Working with NVD Json inside of mongodb

In the last entry we added an NVD file to MongoDB with an insert command from PyMongo. Hence, at this point we have a single yearly NVD file (2002) posted in to a MongoDB and we want to investigate if this is a useful way of managing the NVD data. Was this an optimal approach to managing a store of CVE data? Let’s review by querying what exists in the new MongoDB nvdcve collection:

The query can be done in Python, but a very convenient method to quick check the collection is through either a graphical MongoDB interface query tool or simply the command line mongo client that was installed with MongoDB. In this case, I simply use the mongo client to quickly query the collection:

db.nvdcve.find({},{id:1})
{ “_id” : ObjectId(“5f0bd7b9f9cdf5e2f0183be6”) }
db.nvdcve.find({},{id:1}).count()
1

If you expected that each CVE# would appear as a document–that was wishful thinking not immediately implemented in the structure of the downloaded document. Instead, there is one large document for the year containing all the year’s CVEs as sub-documents under one umbrella document ID.

This can be easily verified in Jupyter with Python code as well: using the find_one() method we see that there are 6748 CVEs listed under one document.

6748 CVEs inside one master document–likely not an optimal organization

This format likely isn’t ideal. As an alternative, it’s simple to flatten out the nested JSON to where we could insert documents keyed by CVE#–given that is the way almost everyone searches and uses the NVD database. Recall earlier posts about flattening JSON–they will be useful for this task.

Below is a code example to flatten, clean-up some key names and insert into the collection.

#read the json file
with open('nvdcve-1.1-2002.json') as data_file:    
    data = json.load(data_file)  
#normalize out the CVEs
df = json_normalize(data,'CVE_Items')
df.rename({'cve.CVE_data_meta.ID':'CVE_ID'}, axis=1,inplace=True)
#change the awkward index name
df.rename_axis('CVE')
#MongoDB doesn't like '.' in key names
df.columns = df.columns.str.replace(".", "_")
#insert records into MongoDB
result =mycol.insert_many(df.to_dict('records'))

This produces the below document count, which is likely more amenable to working with CVEs.

Re-checking the document count

As demonstrated below, this structure more intuitive to work with and query against.

The new structure allows for simple querying of CVEs

NVD JSON in MongoDB

Most organizations that mirror CVEs do so because they are adding Temporal and/or Environmental components to the Base CVSS score. It is likely efficient to store scores from a feed in a traditional RDBMS. However, if an organization needs to combine unstructured data such as news articles, email chains, etc to their CVE data, then a database that optimizes unstructured storage may be worth considering.

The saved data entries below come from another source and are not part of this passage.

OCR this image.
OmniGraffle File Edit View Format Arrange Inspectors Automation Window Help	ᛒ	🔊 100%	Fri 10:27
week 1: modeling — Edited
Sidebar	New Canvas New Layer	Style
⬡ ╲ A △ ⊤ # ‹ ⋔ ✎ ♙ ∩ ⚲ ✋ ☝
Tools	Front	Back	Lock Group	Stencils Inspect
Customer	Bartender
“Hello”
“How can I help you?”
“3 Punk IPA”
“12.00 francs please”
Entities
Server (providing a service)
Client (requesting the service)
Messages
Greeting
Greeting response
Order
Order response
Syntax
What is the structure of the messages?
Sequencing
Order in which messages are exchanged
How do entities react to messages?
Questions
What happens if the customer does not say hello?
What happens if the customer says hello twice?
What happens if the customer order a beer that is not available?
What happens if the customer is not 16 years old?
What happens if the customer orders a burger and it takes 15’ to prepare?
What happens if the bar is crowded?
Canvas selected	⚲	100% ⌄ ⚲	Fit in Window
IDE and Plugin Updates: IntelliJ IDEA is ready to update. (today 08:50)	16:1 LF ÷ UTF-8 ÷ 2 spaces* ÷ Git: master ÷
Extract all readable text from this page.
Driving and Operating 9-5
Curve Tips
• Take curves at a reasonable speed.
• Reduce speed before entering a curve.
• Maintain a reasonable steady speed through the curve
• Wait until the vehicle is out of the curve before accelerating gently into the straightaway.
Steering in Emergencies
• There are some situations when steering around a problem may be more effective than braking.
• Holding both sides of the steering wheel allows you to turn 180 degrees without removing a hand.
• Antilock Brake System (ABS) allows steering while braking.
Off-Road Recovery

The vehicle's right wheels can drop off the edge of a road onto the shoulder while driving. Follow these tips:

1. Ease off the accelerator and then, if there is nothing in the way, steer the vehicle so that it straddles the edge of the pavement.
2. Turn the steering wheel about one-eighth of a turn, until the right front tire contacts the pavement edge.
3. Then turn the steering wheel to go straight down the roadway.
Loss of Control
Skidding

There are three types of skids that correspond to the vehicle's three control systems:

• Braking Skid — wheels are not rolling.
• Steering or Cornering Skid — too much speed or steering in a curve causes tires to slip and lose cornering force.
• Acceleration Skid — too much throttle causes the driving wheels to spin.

Adding overall CVE information (e.g. CVSS Base/Temporal/Environmental scoring) together with TI and asset investigations to MongoDB is one solution for managing all the information in a hybrid structured/unstructured format. The result will be easily searchable and indexable. Starting with simple routine to insert a file, I will demonstrate how to achieve this and ultimately build a simple scoring platform.

Let’s start with a simple piece of code to store the credentials on the file system rather than in the code.

def get_params(filename):
    '''read values from a file and get parameters
        place your mongodb connect information in this file
        server,<yourservername or IP>
        username,<username>
        password,<mongopassword>
        authSource,<db you are authenticating against>
    '''
    myparams = {}
    with open(filename) as myfile:
        for line in myfile:
            key, value = line.partition("=")[::2]
            myparams[key.strip()] = value.strip()
    return myparams

Now add a bit of pymongo connection code–see the many documents available on pymongo using a Google search:

import json
from pymongo import MongoClient
def connect_mongo(params):
    '''Connect to a mongo instance using params from input
        params - a dictionary with user, password, server and database
    '''
    client = MongoClient(params.get("server"),\
                          username=params.get("user"),\
                          password=params.get("password"),\
                          authSource=params.get("authSource"),\
                          authMechanism='SCRAM-SHA-1')
    return client
    

Finally, add some code to actually insert the file:

def insert_json_file(client, db, collection, file):
    mydb = client[db]
    mycol = mydb[collection]
    
    with open(file) as jsonf :
        file_data = json.load(jsonf)
        if isinstance(file_data, list):
            mycol.insert_many(file_data)
        else:
            mycol.insert_one(file_data)

    client.close()

Most of the above code is available on various MongoDB-Python tutorials for those that want to understand it in more depth. Calling the code and actually inserting a document is simple:

par = get_params("mongo.env")
cli = connect_mongo(par)
insert_json_file(cli, "nvd", "nvdcve", "nvdcve-1.1-2002.json")

This inserts the 2002 JSON file into Mongo. Note that the db I used requires authentication (many MongoDB-Python demonstrations on the web omit authentication).